Sława przysparza siostrom Godlewskim kłopotów w pracy? "Chcą mi odebrać prawo do wykonywania zawodu"
Siostry Godlewskie to prawdziwa sensacja ostatnich tygodni. Uświetniły końcówkę 2017 roku swoimi zaskakującymi coverami znanych hitów i kolęd, a internauci oszaleli na ich punkcie. Filmiki, które Małgorzata i Esmeralda udostępniają na Instgramie rozchodzą się po sieci jak świeże bułeczki i sprawiają, że wszyscy chodzą w dobrych humorach - tak trzymać!
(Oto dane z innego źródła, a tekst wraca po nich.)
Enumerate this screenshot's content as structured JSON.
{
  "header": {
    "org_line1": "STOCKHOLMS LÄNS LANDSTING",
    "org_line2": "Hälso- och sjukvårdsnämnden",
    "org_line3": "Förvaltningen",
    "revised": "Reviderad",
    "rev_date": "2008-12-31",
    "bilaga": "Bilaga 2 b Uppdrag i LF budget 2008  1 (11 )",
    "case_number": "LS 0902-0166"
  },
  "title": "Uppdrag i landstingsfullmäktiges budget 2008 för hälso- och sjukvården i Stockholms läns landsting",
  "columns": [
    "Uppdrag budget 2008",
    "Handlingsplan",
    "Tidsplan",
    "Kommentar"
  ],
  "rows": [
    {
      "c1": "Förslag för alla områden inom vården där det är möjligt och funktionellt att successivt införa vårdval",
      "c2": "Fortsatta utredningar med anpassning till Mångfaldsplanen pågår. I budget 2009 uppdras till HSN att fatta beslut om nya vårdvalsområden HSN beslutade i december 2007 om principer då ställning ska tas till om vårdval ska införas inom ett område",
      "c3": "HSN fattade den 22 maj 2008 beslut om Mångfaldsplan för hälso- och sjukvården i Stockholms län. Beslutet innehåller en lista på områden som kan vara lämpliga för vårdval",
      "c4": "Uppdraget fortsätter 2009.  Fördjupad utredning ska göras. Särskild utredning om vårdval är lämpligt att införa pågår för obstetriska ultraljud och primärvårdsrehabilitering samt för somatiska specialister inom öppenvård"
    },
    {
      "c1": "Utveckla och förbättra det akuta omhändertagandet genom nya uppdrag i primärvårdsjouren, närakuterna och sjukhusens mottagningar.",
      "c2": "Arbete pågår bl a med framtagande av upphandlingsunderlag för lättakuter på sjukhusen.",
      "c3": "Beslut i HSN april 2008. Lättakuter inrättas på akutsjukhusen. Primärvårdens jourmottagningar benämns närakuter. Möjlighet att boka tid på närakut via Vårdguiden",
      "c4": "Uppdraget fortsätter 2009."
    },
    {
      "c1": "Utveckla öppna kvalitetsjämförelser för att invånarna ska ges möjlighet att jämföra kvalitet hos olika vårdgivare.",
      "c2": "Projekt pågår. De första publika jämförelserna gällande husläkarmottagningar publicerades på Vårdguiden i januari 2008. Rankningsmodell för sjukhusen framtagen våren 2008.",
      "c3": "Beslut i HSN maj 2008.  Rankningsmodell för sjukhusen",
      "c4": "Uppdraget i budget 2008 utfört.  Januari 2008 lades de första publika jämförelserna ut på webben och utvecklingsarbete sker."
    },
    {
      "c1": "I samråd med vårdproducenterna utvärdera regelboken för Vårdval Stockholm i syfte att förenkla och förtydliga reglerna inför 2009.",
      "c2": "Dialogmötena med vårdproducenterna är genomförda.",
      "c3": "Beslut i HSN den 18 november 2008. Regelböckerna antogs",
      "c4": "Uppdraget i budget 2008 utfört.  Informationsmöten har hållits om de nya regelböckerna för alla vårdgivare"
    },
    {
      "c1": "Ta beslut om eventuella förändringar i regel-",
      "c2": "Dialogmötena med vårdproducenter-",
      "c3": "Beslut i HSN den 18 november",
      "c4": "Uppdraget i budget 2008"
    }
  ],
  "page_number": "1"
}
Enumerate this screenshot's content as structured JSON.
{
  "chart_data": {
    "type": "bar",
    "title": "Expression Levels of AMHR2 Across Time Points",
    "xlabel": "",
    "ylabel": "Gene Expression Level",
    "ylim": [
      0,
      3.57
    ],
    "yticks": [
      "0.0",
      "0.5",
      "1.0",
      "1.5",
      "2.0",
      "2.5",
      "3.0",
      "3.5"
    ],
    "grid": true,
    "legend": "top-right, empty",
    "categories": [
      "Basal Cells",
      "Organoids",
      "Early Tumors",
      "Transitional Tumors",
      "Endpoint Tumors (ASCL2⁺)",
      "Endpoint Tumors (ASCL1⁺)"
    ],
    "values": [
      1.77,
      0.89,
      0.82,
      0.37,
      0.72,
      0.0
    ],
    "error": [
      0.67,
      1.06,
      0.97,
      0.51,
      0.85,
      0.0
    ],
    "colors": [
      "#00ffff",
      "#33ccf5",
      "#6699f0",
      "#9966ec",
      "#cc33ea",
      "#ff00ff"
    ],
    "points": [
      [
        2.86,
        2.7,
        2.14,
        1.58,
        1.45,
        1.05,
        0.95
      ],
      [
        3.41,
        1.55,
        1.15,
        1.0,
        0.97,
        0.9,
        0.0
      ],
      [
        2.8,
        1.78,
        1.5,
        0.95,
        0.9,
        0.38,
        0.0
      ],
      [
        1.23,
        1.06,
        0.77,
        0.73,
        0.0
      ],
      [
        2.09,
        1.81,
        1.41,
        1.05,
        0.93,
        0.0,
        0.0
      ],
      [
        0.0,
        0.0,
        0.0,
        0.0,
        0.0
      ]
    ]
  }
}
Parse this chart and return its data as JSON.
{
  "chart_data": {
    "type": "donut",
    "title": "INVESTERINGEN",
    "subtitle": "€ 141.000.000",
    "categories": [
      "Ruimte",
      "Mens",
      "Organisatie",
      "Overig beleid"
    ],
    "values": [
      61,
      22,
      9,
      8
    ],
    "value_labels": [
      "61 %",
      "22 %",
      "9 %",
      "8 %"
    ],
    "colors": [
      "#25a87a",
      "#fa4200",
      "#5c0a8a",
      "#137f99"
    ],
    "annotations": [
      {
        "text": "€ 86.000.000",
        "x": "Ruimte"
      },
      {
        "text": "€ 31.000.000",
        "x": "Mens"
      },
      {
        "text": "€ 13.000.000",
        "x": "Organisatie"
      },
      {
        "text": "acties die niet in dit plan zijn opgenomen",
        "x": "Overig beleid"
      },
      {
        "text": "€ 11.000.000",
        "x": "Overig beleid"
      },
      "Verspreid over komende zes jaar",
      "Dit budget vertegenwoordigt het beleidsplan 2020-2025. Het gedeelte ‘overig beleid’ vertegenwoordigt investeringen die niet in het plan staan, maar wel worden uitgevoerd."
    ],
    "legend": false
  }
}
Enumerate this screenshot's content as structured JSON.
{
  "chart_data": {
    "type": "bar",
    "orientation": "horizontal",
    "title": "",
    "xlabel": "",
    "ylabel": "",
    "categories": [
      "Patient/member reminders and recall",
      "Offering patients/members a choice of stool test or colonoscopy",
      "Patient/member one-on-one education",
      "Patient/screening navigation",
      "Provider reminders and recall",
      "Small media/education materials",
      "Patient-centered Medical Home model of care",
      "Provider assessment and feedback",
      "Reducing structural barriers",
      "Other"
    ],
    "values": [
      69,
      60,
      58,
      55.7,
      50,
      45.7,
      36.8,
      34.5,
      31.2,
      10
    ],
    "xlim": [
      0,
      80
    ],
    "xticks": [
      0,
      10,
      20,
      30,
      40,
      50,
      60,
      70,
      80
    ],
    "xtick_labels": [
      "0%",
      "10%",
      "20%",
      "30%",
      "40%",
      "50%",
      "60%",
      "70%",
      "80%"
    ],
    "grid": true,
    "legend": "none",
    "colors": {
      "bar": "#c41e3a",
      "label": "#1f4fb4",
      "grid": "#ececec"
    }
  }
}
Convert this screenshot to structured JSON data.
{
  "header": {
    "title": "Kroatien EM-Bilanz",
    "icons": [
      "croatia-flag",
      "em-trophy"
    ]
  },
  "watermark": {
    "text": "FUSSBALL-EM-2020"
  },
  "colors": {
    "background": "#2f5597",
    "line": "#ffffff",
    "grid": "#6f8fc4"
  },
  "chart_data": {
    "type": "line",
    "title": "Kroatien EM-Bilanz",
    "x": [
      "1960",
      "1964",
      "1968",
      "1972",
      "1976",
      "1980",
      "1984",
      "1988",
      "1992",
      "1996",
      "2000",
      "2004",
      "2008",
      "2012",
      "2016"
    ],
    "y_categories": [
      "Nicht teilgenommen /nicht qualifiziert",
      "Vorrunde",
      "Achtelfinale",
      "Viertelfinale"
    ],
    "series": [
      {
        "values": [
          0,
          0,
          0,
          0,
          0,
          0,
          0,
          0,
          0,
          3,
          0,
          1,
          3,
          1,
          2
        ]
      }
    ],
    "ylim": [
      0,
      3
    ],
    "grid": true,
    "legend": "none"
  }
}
Siostry pojawiły się niedawno w studio Dzień Dobry TVN, gdzie opowiedziały trochę o tym, czym się zajmują i jak ich obecna sława wpływa na codzienne życie. Na jaw wyszło też jak radzą sobie z hejtem:
Wiesz, musimy czerpać siłę z tego całego wydarzenia. Nie możemy się teraz poddać po lawinie nienawiści. Musimy być silne, nasza siostrzana siła dodaje nam niezwykłej mocy. Wyciągamy wnioski i brniemy dalej, nie poddajemy się. Mamy w planach branżę muzyczną - powiedziała EsmeraldaSpotkało nas 99% hejtów, ale chcemy dać też przykład młodym osobom, żeby się nie poddawały - dodała Małgorzata
Małgorzata, która z zawodu jest pielęgniarką - studiowała na Warszawskim Uniwersytecie Medycznym - ma poważniejsze problemy niż kilka małostkowych obelg w Internecie. Jak zauważył dziennikarz, jej sława zaczęła odbijać się na życiu zawodowym:
Przepraszam, ale ja chciałbym coś powiedzieć. Przed wejściem na antenę powiedziałaś mi coś, co mnie zdumiało. Ten hejt jest tak intensywny, że nawet ludziom się chce tobie grozić. Ludzie chcą ci odebrać prawo do wykonywania zawodu
Myślicie, że internetowe żarty i złośliwości są podstawą do odebrania Godlewskiej prawa do wykonywania zawodu?